Heroic vets at The Unusual Pet Vets in Brisbane, Australia gave her a hand-crafted pair of prosthetic wings made from feathers that were donated to the clinic.
Dr Apuli said: ‘Primary flight feathers – the big feathers at the ends of the wings – which have been traumatized may result in pain, bleeding, unwanted aggressive behaviour and self-induced feather plucking. ‘The imping procedure was performed to prevent further physical injury and to regain flight for optimal mental and physical health.’
The practise of wing-cutting is said to protect pet birds from injuring themselves and flying away, however it is controversial as many say it does not protect the birds and in fact, causes them unnecessary suffering.
‘As a result, the bird was sustaining heavy falls to the ground, which has the potential to injure the bird. In Wei Wei’s case, she was falling heavily and the owner noticed she was painful on her feet,’ the vet said. Dr Apuli explained the procedure, saying: ‘The base of the feather was cut to allow the entry of a wooden toothpick where it is secured in place with glue.

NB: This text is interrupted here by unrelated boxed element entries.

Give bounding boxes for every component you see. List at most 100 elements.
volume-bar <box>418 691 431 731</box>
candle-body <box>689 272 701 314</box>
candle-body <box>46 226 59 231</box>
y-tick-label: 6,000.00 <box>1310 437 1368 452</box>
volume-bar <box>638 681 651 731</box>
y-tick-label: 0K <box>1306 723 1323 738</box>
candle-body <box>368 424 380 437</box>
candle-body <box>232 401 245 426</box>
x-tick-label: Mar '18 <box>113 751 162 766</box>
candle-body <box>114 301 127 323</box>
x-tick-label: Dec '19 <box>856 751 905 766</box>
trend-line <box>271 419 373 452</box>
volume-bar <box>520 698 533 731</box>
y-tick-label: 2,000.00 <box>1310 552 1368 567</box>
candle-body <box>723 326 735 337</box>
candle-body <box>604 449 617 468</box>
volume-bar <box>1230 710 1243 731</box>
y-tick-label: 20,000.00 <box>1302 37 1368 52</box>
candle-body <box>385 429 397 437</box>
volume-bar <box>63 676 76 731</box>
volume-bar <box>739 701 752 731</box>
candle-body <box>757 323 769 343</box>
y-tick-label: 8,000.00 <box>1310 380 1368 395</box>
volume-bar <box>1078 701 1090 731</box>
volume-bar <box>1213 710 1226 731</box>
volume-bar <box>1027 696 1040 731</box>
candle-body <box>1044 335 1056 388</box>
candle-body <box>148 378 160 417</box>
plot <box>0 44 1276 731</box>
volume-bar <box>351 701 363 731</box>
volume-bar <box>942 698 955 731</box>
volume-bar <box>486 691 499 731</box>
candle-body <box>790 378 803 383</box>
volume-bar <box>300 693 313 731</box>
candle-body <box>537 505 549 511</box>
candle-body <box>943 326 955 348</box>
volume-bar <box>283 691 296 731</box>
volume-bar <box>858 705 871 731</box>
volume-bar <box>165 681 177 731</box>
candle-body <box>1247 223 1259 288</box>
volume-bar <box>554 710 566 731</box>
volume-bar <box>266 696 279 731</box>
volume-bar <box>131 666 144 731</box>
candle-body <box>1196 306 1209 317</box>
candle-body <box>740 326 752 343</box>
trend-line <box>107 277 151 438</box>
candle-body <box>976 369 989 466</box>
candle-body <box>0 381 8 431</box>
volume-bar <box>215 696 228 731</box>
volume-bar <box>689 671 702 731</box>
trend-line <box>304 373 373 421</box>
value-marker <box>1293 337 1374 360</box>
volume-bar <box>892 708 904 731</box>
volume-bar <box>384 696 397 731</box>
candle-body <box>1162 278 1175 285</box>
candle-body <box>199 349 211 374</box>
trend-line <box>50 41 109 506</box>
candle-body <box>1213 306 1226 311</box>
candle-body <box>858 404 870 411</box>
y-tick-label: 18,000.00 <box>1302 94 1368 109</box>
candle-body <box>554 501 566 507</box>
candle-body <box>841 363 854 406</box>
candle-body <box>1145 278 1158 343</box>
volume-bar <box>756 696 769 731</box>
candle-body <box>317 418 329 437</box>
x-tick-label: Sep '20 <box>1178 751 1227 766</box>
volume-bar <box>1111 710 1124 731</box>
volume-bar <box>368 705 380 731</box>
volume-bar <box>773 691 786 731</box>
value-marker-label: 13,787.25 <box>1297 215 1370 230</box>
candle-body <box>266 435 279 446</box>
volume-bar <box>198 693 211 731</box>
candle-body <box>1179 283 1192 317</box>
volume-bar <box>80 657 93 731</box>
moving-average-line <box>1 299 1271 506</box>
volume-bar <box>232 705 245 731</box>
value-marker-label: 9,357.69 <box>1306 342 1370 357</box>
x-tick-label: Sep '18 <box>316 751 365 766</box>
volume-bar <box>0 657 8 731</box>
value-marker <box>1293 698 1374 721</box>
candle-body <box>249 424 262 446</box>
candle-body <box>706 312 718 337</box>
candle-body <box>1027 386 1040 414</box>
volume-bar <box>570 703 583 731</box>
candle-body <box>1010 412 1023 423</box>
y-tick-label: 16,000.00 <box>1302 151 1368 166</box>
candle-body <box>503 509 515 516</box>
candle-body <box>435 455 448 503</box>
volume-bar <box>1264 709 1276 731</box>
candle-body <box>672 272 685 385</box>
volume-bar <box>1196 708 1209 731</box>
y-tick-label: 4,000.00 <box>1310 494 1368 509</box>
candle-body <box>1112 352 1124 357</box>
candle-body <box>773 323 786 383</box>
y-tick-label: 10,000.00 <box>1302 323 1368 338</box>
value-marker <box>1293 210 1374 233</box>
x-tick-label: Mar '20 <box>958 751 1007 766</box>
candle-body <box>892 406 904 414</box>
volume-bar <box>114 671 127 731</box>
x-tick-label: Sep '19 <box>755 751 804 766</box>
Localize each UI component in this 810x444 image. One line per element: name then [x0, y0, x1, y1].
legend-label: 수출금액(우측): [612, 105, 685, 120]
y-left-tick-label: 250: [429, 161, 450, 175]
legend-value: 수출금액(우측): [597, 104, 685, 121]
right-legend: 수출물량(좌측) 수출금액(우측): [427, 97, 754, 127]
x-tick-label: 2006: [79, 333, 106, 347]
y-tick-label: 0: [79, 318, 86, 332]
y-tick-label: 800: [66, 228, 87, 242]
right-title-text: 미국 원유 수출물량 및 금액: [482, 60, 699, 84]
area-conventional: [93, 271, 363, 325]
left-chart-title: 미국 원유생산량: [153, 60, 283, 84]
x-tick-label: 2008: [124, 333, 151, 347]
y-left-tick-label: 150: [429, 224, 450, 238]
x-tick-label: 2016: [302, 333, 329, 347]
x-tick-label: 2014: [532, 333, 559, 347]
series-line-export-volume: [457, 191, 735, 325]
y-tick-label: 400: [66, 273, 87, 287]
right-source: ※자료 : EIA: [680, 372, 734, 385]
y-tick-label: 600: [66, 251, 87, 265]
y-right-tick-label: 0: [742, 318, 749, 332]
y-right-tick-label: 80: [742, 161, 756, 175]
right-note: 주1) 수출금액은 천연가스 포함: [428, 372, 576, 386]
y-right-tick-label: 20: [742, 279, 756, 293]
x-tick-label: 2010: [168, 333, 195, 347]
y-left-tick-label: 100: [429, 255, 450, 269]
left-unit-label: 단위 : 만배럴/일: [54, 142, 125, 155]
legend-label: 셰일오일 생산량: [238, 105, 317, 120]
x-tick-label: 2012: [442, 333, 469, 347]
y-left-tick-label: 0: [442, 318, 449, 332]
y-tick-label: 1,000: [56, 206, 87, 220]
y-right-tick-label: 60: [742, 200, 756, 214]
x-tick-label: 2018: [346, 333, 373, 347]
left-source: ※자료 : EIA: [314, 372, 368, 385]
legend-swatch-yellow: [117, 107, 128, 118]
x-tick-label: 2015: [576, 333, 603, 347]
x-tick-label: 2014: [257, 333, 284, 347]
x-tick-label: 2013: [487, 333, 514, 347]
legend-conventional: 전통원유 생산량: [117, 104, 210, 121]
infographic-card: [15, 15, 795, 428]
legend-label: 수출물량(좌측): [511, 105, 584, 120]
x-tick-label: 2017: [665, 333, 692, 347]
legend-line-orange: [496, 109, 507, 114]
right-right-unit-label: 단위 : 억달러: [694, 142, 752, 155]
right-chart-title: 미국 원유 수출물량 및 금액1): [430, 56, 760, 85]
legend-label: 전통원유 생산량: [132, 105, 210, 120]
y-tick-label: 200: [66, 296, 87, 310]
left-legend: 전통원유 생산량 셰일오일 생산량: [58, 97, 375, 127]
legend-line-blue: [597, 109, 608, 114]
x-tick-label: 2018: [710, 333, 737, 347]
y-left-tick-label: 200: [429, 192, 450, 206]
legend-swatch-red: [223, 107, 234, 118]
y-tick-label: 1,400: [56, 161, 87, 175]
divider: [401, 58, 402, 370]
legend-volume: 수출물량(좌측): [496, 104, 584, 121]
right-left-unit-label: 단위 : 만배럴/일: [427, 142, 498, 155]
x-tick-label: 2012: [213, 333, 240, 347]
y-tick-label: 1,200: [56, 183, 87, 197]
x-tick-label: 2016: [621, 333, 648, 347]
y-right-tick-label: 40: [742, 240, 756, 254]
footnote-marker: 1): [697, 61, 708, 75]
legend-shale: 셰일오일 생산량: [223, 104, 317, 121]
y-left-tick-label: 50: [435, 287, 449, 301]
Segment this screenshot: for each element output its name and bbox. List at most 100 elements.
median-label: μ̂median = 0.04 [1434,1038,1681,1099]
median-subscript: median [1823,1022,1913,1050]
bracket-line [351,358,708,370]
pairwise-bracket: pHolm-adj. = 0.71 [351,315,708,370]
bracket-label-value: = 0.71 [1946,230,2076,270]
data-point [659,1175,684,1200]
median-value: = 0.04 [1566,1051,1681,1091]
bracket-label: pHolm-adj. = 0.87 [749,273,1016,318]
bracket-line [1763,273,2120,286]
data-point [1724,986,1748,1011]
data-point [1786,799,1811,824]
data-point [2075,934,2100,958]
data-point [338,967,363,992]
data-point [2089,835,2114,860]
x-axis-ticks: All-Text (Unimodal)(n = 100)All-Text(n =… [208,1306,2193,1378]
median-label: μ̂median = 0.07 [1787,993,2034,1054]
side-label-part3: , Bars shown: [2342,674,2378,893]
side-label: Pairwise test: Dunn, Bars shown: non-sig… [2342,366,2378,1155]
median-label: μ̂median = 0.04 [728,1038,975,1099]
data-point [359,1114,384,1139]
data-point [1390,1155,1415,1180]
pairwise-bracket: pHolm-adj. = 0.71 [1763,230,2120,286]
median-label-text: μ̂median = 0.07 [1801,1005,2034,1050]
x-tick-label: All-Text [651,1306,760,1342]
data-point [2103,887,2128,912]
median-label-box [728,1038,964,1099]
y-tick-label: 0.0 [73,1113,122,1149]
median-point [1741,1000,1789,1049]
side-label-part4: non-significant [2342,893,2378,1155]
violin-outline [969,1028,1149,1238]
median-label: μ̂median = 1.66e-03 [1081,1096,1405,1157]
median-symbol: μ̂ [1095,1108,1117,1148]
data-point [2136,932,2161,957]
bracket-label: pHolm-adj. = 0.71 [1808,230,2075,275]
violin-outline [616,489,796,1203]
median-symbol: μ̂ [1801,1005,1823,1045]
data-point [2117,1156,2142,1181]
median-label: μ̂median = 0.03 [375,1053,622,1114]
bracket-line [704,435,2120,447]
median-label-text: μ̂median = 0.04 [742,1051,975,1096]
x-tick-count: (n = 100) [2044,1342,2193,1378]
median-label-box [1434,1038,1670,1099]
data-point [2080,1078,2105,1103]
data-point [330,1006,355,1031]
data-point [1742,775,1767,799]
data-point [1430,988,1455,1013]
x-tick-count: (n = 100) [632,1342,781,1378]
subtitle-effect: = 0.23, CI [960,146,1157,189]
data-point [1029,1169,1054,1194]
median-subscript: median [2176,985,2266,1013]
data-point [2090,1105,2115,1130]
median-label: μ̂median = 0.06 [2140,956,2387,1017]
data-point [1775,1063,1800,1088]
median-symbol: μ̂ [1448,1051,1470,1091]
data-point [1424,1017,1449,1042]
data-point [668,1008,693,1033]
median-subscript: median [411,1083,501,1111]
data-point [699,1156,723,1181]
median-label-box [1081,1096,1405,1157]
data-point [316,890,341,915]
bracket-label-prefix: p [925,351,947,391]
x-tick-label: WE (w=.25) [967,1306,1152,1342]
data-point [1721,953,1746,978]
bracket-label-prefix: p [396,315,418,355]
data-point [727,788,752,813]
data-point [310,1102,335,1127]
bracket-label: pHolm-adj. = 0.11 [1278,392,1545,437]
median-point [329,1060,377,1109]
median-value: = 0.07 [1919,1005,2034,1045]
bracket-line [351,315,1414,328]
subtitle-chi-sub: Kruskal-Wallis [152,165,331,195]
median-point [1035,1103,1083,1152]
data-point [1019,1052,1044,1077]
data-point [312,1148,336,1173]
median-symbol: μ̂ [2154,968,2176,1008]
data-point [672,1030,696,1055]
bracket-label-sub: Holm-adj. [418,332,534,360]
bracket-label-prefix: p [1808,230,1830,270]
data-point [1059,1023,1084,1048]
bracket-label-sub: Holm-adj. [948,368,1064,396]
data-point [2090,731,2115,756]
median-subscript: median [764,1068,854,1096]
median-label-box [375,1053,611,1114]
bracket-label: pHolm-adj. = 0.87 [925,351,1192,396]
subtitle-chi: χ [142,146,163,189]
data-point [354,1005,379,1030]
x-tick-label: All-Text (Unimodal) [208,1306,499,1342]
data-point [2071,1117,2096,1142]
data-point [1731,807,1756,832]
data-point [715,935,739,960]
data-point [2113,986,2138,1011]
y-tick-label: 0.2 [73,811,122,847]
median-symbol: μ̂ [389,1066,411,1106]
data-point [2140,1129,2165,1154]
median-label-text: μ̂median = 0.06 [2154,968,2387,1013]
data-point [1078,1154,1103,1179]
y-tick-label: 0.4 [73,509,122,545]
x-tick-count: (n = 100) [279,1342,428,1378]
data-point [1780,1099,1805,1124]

‘The bird was then placed under a light anaesthetic to ensure the Wei Wei did not move whilst the feathers were placed correctly and the glue dried for this painless procedure to be performed. ‘Wei Wei was then placed in our heated hospital room for a couple of hours before being encouraged to fly. ‘She flew very well after a few attempts and appeared quite excited that she could suddenly do it.’